What is the difference between authentication and authorization?

Authentication and authorization are distinct but interdependent security processes, with authentication verifying an entity's identity and authorization determining what that authenticated entity is permitted to access or do. Authentication acts as the initial gate, establishing *who* you are through the presentation and validation of credentials, such as a username and password, a biometric scan, or a security token. This process creates a trusted identity for the session. Authorization follows, functioning as the rule engine that dictates *what* that now-trusted identity is allowed to perform within a system. It is the mechanism that enforces policies, checking permissions against an access control list or a role-based policy to grant or deny specific requests for resources or actions. The fundamental difference is that authentication is about proving identity, while authorization is about granting permissions to that proven identity.

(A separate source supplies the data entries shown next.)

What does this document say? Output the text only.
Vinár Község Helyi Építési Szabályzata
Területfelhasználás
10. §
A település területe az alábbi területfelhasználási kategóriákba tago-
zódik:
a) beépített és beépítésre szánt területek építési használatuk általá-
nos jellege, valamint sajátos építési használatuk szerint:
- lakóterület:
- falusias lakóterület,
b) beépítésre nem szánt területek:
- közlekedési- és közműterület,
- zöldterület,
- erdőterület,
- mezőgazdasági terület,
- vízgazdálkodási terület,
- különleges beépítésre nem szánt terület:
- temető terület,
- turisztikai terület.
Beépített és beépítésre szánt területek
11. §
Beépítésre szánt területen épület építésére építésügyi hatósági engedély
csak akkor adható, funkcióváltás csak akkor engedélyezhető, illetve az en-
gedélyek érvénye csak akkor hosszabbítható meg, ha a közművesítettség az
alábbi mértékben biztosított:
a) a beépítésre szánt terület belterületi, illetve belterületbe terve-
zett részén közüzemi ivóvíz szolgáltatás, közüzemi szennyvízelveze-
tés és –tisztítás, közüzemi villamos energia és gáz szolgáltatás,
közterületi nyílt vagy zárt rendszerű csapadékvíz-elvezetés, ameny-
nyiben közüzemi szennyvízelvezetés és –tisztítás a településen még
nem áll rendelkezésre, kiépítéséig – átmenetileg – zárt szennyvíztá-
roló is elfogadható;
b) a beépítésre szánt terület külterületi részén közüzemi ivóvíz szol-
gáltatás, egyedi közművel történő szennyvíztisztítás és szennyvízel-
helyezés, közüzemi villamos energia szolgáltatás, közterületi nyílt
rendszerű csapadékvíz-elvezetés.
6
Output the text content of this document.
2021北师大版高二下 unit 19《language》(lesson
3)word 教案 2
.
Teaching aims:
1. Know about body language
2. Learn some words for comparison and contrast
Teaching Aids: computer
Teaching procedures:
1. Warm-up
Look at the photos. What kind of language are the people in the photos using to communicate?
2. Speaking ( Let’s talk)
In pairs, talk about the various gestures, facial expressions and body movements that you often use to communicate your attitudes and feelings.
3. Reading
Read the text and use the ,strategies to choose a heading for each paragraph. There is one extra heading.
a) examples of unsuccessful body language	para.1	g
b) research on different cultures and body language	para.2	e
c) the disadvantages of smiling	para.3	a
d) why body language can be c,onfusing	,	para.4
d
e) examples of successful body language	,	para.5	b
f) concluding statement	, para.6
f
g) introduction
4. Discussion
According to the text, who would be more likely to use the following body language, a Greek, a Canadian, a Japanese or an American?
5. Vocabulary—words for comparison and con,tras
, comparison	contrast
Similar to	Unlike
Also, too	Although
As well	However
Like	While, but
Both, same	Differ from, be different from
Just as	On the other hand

The technical mechanisms for each process are typically separate. Authentication systems often rely on protocols like OAuth 2.0 (which, despite its name, is primarily an authorization framework used for delegation, with OpenID Connect built on top for authentication), SAML, or Kerberos to validate credentials against an identity store. A successful authentication event usually results in a security token or session identifier. Authorization then uses this token, alongside the request context, to make access decisions. This can be implemented through role-based access control (RBAC), where permissions are tied to job functions, attribute-based access control (ABAC), which uses a set of attributes about the user, resource, and environment, or simpler access control lists (ACLs) on individual objects. The authorization layer is what prevents an authenticated user in the "customer" role from accessing an administrative API endpoint, even though their identity is perfectly valid.

In practical application, a failure in either process compromises security, but the implications differ. A broken authentication mechanism allows impersonation and full system compromise from the outset, as an attacker can assume any identity. A flawed authorization model, however, can lead to privilege escalation, where a legitimate, low-privilege user can perform unauthorized actions, such as horizontal movement (accessing another user's data) or vertical movement (gaining administrative rights). Modern architectures often decouple these functions; a central identity provider (IdP) handles authentication, issuing standardized tokens to various applications, which then independently evaluate those tokens for authorization based on their own internal policies. This separation is critical for scalable, maintainable security in distributed systems, ensuring that a single, robust authentication service can feed into numerous, context-specific authorization schemes across different domains and applications.